Goldener Abschluss der „Sternstunde“
Sprintstaffel um Gina Lückenkemper und Speerwerfer Julian Weber gewinnen in München die EM-Titel. Platz eins im Medaillenspiegel.
MÜNCHEN (sid) „Sternstunde unserer Sportart“, „beste Werbung für die Leichtathletik“und überhaupt eine „einzigartige Stimmung“: Die Asse des Deutschen Leichtathletik-Verbandes (DLV) haben in München ein erstaunliches Comeback hingelegt. Gina Lückenkemper und Co. ziehen aus der EM-Dauerparty im Olympiastadion, die am Sonntagabend mit dem Sieg im Medaillenspiegel gekrönt wurde, jede Menge Zuversicht. „Die EM hat gezeigt, was für ein unfassbares Potenzial die Leichtathletik eigentlich in unserem Land hat. Ich hoffe wirklich, dass wir in den kommenden Jahren noch ganz viel von dieser Euphorie mitnehmen können“, sagte DoppelEuropameisterin Lückenkemper nach dem goldenen EM-Abschluss.
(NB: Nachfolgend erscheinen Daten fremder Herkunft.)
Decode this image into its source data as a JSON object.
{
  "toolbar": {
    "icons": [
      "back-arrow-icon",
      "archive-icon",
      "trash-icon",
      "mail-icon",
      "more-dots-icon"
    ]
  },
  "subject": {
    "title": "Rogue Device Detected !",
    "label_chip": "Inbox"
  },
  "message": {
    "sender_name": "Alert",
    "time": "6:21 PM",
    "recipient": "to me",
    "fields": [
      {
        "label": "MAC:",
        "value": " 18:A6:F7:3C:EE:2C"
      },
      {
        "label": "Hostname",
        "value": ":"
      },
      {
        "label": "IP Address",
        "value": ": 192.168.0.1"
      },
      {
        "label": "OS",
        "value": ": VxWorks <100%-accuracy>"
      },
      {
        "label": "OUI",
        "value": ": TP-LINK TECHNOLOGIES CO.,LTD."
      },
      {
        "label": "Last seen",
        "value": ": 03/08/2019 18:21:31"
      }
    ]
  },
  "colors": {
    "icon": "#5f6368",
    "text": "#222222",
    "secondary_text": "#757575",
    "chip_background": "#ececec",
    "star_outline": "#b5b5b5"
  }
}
Erst hatte der neue Speerwurf-Europameister Julian Weber das Olympiastadion mit seinem Wurf auf 87,66 Meter zum Toben gebracht, dann sorgte die 4x100-Meter-Staffel mit Sprint-Königin Lückenkemper für ein furioses Ende der European Championships. „Das war die beste Werbung für unsere Sportart, die wir machen konnten“, schwärmte Lückenkempers Staffel-Kollegin Alexandra Burghardt und sprach von einer „einzigartigen Stimmung“.
Für die 28-Jährige ist es ein besonderes Jahr: Bei den Olympischen Winterspielen gewann Burghardt als Anschieberin Silber im Bob, nach WM-Bronze und EM-Gold mit der Staffel hat sie nun einen kompletten Medaillensatz. „Es ist wirklich wie ein Märchen“, sagte Burghardt.
Speerwerfer Weber zeigten die Titelkämpfe in Bayern, „dass bei einem Großteil der Athleten vom DLV der Fokus auf der EM lag“. Und nicht auf der WM in Eugene, wo Deutschland im Juli nur zwei Medaillen geholt hatte. Weber und die Staffel-Frauen steuerten die Goldmedaillen sechs und sieben bei, insgesamt holte das Team mit sieben Mal Silber und zwei
Mal Bronze 16 Medaillen. Zuletzt hatte Deutschland vor zehn Jahren in Helsinki den Medaillenspiegel für sich entschieden.
Allerdings: Blenden sollten die Festtage von München nicht. Das desaströse Abschneiden bei der Weltmeisterschaft in Eugene, das maßgeblich für die Berechnung der Fördermittel durch den Bund
ist, bleibt. Zum Vergleich: Die deutschen Leistungen bei den sechs EM-Einzeltiteln hätten in den USA lediglich zu einer Medaille gereicht.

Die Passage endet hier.